Dios no elige para hacerse hombre las falsificaciones de las grandezas humanas, ni el poder de Roma, ni la casa del emperador, ni el pentágono, ni las tropas de ocupación de Quirino, ni las bancas y cuentas de los saduceos, ni el charlatorio del senado, ni las trenzas de los políticos, ni la farándula divertida de la corte de Herodes, ni el mundillo del jet set de Cesarea o Jerusalén, ni el de los deportistas que despliegan sus habilidades en los estadios y coliseos, ni el de los histriones que divierten desde las tablas a clases depravadas o superficiales o al populacho... Tampoco, estrictamente, elige la villa miseria, ni menos la bailanta, ni los refugios de bandoleros, ni los fumaderos, ni las casa de tolerancia, ni los aguantaderos de saqueadores, de guerrilleros o de mafiosos... Cristo nace en lo mejor de lo humano, en lo mejor de lo honesto y lo piadoso, en digna pobreza material, de ningún modo miseria, hambre -aunque después quiera asumir todas las desdichas del hombre-. Nace en lo más alto de las tradiciones patrias, de la verdadera aristocracia del espíritu, del conocimiento de Dios, de la piedad familiar, del decoro, de la humildad verdadera de los grandes señores...

Vendrá, por supuesto, a salvar a todos, y se meterá en la villa, en el mundo del pecado, en el de la miseria, en el del dolor, la injusticia, la muerte y la enfermedad, pero no para animar sus resentimientos ni para justificar sus miserias, sino para rescatarlos a lo humano y a lo divino, para llevarlos a la santidad... No dudará para ello transformar la madera de su cuna noble en leños de cruz, el hierro de su espada paterna en clavos de ajusticiado, la corona de oro a la que tenía derecho en casquete de espinas... Pero todo lo asumirá desde su condición de hijo de María, la mujer más maravillosa de la casta sacerdotal de los aarónidas, y de José, de la linajuda estirpe de David.

No nos engañemos, no suframos sin sentido los subes y bajas de la economía, de los políticos, las transferencias de cuentas a los peores, la turbamulta de los que aspiran al poder sin servicio, a la primera plana para rapiñar mejor, a las denuncias y discursos para denostar a los mejores, a la popularidad para corromper... Dios maneja la historia. Y, aunque en las crónicas de los historiadores solo aparezcan los mismos que hoy aparecerían en los diarios y la televisión y las casas rosadas y las cámaras y las cátedras de mentira y parezca que la historia está hecha solo de esos grandes nombres, el misterio de la Navidad nos muestra que toda esa falsa grandeza, esos movimientos a veces dramáticos, los mueve Dios en función de la vida de cada uno, de todos. A lo mejor de los anónimos, de las familias buenas, del amor de los novios, de los cónyuges fieles, de los esfuerzos de los estudiantes, de los hombres de coraje y de empresa, de los soldados que aman su bandera, y que probablemente nunca serán ascendidos ni en los grados ni en los libros de los hechos... Verdadera historia que escribe el procesador de textos de Dios, que a veces se refleja en su Iglesia en la gloria de un puñado de santos llevados a los altares. Solo una muestra de la multitud de santidades que se forjan en los hogares, en el trabajo, en los laboratorios, en los hospitales, en el taller del artista, en las capillas de barrio, en la vida de cuartel... y, si es necesario, en las desdichas, en la pobreza, en la enfermedad, aún en las guerras, en los campos de concentración...
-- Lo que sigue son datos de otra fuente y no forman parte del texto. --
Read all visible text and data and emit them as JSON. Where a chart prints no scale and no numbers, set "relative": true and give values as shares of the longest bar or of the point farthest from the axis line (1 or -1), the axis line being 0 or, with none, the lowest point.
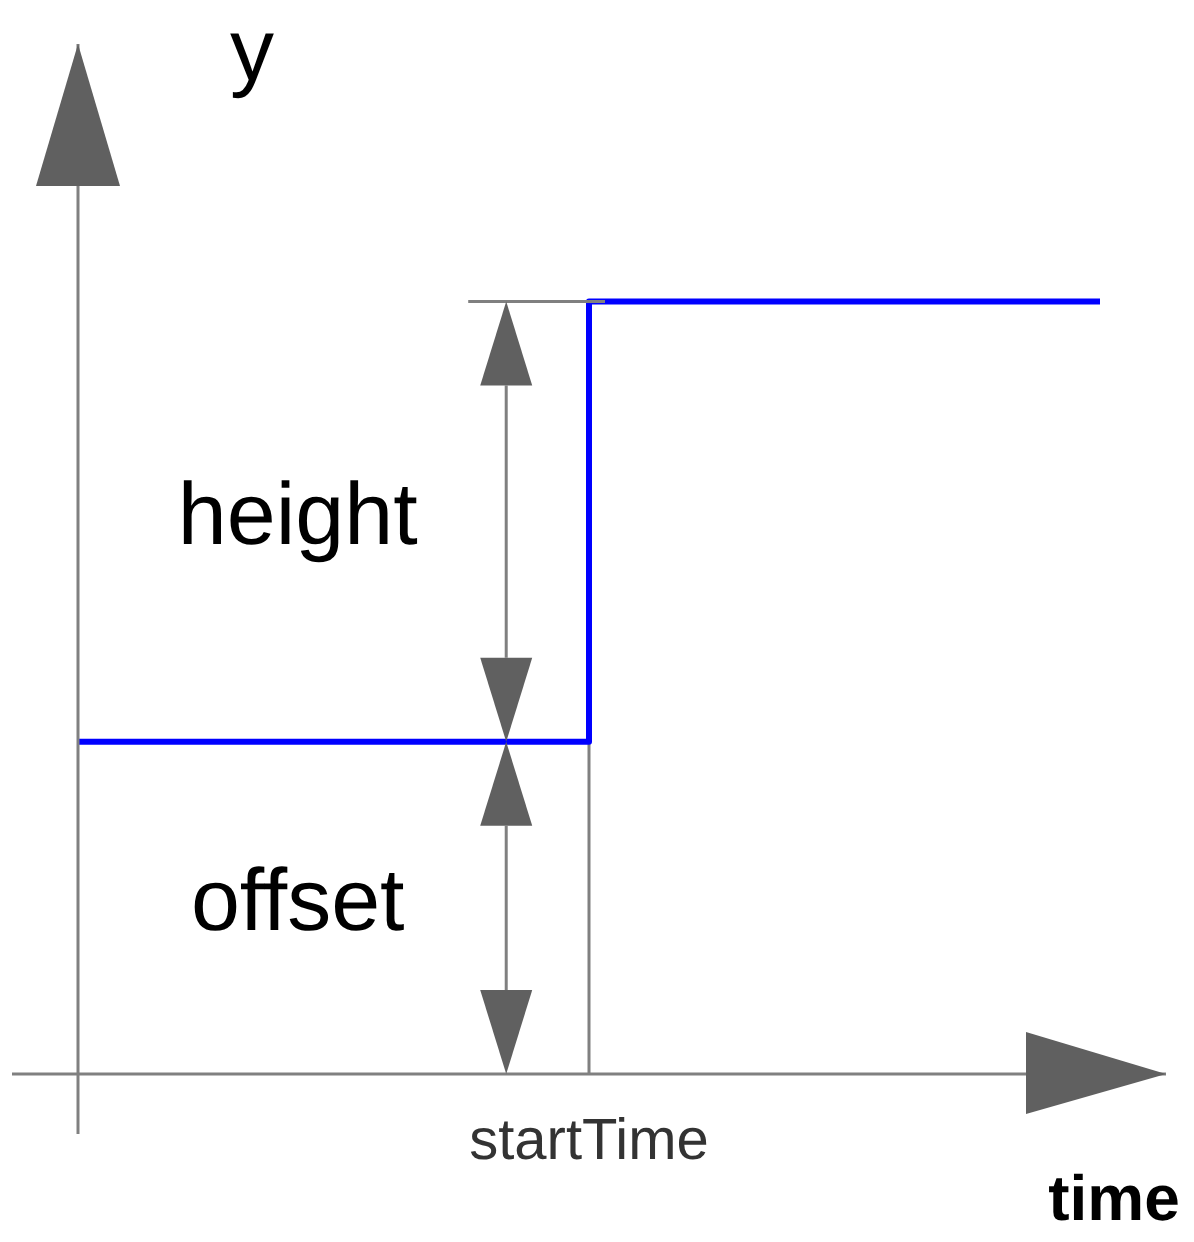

Allí en donde el querer de Dios pueda recoger aunque más no sea una gota de lo mejor de lo humano, de amor, de entrega al Señor, de oración, allí se escribe la verdadera historia.

En el vagido del niño, en el arrorró de la madre, en el orgullo atento y alerta del padre -Jesús, María y José- aprendamos hoy a rescatar´, en nuestras familias, en nuestras vidas, más allá de los acontecimientos aparentemente tremendos de estos días, la verdadera esperanza. Esa capaz de iluminar en fe todas las situaciones. Esa que, en el puente de Dios hecho hombre, desde cualquier circunstancia, triste o alegre, es capaz de traernos la verdadera paz y hombría de bien, y llevarnos a la eterna felicidad.

Feliz Navidad.

[1] Al comandante en jefe, al generalísimo se le llamaba en aquel tiempo imperator, emperador, el que poseía el imperium proconsulare maius. Desde entonces será el título principal de los que le sucederán en el cargo, en la práctica transformando a la hasta entonces república romana en monarquía.